It's So Cold in the U.S. Temperatures Will Set New Historic Lows

A man is reflected in a frozen window the morning after a massive winter storm on January 5, 2018 in Boston, United States. Record-low temperatures are expected in most parts of the U.S. over the weekend. Spencer Platt/Getty Images

The Bomb Cyclone came and went, but freezing-cold weather is expected to keep its grip over most of the U.S. this weekend, sending temperatures plummeting to new record lows.

Weather forecasters warned the extreme cold weather will spare no one from New England to the Midwest and down to North and South Carolina and northern Florida, breaking daily temperature records as temperatures across the northeastern U.S. were expected to be 20 to 30 degrees Fahrenheit below average.

"Based on the latest forecasts, overnight temperatures should go below zero degrees over most of New England with perhaps even some 5 to 10 degree numbers all the way into North Carolina. Suffice to say, it will be a brutally cold weekend but some relief is in sight heading into early next week," the National Weather Service (NWS) wrote in its weekend forecast.

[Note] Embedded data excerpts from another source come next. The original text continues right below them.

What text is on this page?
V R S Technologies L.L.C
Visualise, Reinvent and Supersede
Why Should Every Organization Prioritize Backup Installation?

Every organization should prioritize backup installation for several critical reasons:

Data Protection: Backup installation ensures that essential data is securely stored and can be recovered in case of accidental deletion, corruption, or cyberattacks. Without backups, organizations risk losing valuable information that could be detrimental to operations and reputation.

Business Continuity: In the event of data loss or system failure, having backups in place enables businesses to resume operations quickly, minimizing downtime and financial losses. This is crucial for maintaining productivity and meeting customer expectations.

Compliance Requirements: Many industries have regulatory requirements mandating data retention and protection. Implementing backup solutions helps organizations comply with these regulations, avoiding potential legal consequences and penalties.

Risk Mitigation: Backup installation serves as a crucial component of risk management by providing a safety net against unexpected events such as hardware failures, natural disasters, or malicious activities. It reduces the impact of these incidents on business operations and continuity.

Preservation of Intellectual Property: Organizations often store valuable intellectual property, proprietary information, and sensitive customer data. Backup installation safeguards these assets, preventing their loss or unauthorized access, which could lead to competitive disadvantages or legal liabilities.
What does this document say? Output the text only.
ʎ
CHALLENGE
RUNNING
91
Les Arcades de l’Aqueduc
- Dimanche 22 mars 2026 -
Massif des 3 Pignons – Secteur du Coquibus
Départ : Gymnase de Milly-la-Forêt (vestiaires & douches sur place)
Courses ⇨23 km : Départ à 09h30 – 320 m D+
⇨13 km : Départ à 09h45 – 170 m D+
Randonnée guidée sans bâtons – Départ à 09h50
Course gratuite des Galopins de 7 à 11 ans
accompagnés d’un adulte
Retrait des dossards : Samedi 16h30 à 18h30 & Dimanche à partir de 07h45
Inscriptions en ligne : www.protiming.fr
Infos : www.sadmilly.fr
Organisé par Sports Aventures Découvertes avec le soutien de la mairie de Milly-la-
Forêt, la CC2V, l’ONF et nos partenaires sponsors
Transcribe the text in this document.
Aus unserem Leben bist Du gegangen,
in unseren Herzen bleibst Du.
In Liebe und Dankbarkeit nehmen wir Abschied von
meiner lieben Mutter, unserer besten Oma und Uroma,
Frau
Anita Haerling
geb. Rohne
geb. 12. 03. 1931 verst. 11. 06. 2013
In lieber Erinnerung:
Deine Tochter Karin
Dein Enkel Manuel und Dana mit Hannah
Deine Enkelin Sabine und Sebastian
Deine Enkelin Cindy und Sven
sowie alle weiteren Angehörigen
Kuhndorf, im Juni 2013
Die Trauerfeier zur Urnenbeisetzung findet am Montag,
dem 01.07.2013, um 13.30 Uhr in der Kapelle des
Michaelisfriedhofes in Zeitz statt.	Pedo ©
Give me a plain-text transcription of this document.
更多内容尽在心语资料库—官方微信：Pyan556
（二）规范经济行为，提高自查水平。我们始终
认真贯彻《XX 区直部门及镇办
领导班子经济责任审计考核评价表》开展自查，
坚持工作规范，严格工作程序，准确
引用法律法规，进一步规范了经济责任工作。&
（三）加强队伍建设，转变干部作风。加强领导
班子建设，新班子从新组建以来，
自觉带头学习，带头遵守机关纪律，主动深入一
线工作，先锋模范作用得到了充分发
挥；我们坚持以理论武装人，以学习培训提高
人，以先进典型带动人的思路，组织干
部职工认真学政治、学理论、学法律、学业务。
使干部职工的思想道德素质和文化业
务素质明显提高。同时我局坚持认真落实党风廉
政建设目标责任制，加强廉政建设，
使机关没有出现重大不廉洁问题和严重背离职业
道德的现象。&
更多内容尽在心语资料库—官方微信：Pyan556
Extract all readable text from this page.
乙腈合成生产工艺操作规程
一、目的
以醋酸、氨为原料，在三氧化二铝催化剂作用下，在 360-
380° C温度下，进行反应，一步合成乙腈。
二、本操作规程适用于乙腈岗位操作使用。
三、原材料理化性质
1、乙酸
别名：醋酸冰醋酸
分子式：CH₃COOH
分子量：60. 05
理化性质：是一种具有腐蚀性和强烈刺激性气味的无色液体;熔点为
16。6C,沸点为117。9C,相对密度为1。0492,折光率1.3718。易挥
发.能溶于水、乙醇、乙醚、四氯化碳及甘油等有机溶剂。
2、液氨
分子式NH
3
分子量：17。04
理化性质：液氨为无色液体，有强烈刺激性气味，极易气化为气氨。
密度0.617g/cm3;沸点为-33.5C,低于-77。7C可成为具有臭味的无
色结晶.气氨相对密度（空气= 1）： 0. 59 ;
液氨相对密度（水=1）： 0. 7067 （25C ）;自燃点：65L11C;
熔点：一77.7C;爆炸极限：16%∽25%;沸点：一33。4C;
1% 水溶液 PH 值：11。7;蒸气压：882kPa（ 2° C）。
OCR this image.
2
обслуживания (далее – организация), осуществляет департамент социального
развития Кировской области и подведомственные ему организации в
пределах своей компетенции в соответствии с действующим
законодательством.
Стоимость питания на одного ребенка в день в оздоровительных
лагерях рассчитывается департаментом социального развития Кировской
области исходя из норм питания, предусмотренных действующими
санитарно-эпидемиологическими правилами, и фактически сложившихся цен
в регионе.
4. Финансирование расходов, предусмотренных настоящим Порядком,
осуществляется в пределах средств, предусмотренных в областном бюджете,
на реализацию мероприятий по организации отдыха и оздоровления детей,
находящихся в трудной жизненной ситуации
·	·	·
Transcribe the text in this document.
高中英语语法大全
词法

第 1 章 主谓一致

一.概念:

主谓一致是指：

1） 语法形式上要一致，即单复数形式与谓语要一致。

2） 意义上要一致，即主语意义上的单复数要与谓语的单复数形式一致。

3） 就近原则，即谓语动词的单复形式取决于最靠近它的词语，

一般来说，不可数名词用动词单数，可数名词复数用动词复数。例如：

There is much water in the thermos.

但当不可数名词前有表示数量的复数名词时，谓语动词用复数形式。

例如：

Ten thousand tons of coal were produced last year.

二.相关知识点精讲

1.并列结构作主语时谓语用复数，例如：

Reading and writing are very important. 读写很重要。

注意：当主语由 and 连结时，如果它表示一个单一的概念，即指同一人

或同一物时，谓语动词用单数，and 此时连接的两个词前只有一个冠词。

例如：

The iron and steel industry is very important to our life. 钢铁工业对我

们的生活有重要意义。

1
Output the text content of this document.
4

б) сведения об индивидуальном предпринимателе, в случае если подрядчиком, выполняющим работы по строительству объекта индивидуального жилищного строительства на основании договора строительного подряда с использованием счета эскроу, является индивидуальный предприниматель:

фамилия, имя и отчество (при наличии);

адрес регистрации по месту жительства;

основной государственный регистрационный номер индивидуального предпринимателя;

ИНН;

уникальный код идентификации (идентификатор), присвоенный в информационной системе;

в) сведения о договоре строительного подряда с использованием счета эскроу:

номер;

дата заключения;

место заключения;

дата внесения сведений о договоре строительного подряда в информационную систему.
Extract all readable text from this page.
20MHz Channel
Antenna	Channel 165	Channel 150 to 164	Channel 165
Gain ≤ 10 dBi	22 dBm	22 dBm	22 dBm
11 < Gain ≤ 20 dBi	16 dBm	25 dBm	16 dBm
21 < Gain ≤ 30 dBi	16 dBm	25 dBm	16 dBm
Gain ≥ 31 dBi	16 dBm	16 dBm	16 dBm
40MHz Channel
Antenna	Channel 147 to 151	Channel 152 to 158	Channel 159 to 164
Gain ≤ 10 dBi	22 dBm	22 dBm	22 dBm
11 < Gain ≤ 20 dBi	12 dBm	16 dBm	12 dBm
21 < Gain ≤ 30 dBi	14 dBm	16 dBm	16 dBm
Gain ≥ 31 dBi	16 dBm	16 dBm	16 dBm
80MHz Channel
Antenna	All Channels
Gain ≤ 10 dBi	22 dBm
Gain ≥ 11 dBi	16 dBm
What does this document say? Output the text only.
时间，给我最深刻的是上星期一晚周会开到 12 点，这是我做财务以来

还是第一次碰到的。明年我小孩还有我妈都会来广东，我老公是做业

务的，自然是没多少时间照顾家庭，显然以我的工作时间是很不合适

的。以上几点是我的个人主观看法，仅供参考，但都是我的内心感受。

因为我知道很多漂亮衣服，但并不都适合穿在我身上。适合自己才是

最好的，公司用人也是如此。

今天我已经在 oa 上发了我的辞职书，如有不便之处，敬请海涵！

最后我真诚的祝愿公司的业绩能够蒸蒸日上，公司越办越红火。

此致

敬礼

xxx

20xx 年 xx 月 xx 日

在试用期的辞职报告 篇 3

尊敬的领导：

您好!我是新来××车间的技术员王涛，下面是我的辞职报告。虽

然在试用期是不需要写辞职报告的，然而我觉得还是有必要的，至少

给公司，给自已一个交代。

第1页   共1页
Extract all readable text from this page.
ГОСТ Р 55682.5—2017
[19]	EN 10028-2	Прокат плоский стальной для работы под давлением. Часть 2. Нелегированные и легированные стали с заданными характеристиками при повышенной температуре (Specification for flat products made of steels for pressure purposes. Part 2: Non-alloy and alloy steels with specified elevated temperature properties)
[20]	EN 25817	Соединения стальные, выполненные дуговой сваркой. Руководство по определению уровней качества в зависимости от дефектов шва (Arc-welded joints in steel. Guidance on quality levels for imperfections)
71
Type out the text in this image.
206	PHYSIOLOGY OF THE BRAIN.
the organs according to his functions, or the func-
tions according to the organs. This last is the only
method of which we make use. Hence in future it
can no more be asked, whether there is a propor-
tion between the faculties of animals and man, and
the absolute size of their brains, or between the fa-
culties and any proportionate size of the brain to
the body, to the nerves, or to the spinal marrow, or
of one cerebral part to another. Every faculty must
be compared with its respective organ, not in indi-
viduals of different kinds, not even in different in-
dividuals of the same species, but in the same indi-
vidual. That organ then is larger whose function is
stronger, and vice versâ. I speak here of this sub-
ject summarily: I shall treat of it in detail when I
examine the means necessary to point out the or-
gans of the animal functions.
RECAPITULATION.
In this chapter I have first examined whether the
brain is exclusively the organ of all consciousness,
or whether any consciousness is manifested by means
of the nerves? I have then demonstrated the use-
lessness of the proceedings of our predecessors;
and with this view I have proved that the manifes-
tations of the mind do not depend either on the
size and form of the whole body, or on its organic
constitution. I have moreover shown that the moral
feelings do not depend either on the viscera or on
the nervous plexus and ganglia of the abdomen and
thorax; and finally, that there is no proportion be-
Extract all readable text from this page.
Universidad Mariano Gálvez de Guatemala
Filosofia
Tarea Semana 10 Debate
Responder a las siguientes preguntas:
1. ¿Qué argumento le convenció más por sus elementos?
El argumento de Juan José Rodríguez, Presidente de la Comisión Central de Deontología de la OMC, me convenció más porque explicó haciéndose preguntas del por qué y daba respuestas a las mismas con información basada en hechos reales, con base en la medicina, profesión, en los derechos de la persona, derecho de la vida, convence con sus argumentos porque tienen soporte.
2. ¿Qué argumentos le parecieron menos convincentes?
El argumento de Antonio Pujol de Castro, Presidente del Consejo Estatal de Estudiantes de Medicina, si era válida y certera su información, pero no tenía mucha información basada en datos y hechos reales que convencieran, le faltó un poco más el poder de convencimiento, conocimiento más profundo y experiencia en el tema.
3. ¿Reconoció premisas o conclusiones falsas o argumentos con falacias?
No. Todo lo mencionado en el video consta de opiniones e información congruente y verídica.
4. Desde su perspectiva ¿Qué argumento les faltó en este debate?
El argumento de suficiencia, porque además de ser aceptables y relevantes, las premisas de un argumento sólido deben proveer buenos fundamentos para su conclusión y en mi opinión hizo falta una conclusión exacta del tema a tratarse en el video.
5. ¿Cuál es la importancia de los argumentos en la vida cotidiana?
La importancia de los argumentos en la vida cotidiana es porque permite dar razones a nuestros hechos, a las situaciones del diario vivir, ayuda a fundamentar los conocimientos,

The NWS predicted the lowest temperatures to be recorded in the Berkshire mountains in western Massachusetts at minus 35 degrees, parts of New Hampshire and Maine could face a frosty minus 45, and minus 50 degrees could be felt in Vermont's mountain regions.

Freezing winds will sweep through most of the eastern coast, with wind chill warnings issued for parts of Vermont, New York, Virginia, West Virginia, Maryland, Maine and New Hampshire over the weekend, The Associated Press reported.

Arctic blasts will also touch the Southern states, with the NWS warning of "freezing rain risk anywhere from eastern Kansas through the Missouri valley and into much of Illinois, Indiana, as well as the Ohio and Tennessee valleys," advising caution on the road as any trace of ice could present a danger to motorists.

At least 18 people have died as a result of the brutally cold weather in the past few days, including four people killed in traffic accidents in North Carolina and three in Texas, Reuters reported. In North Charleston, South Carolina, a road accident that killed a pedestrian on Friday prompted the local authorities to issue a stern warning.

"THE DANGERS ARE REAL," the post shared on social media read, "Huge patches of ice all over the city. Stay at home." Even as the state of emergency was lifted later in the day, authorities urged people to refrain from unnecessary travel.

State of emergency on travel ban to be lifted at 2 p.m. today. However, we strongly urge keeping travel to a minimum and when necessary to travel, use extreme caution.

— North Charleston (@NorthCharleston) January 5, 2018

While the weather forecast for the eastern states is unlikely to improve in the coming days, for parts of central and western U.S. the end of the freezing cold is in sight.

"Westerly flow along the lee of the Rockies will lead to sufficient downsloping across the Great Plains as highs soar into the 40s as far north as South Dakota on Sunday," the NWS forecast said. "Also, temperatures over the Upper Midwest are likely going to be 20 degrees warmer on Sunday than the previous day as readings finally move into the mid/upper 20s."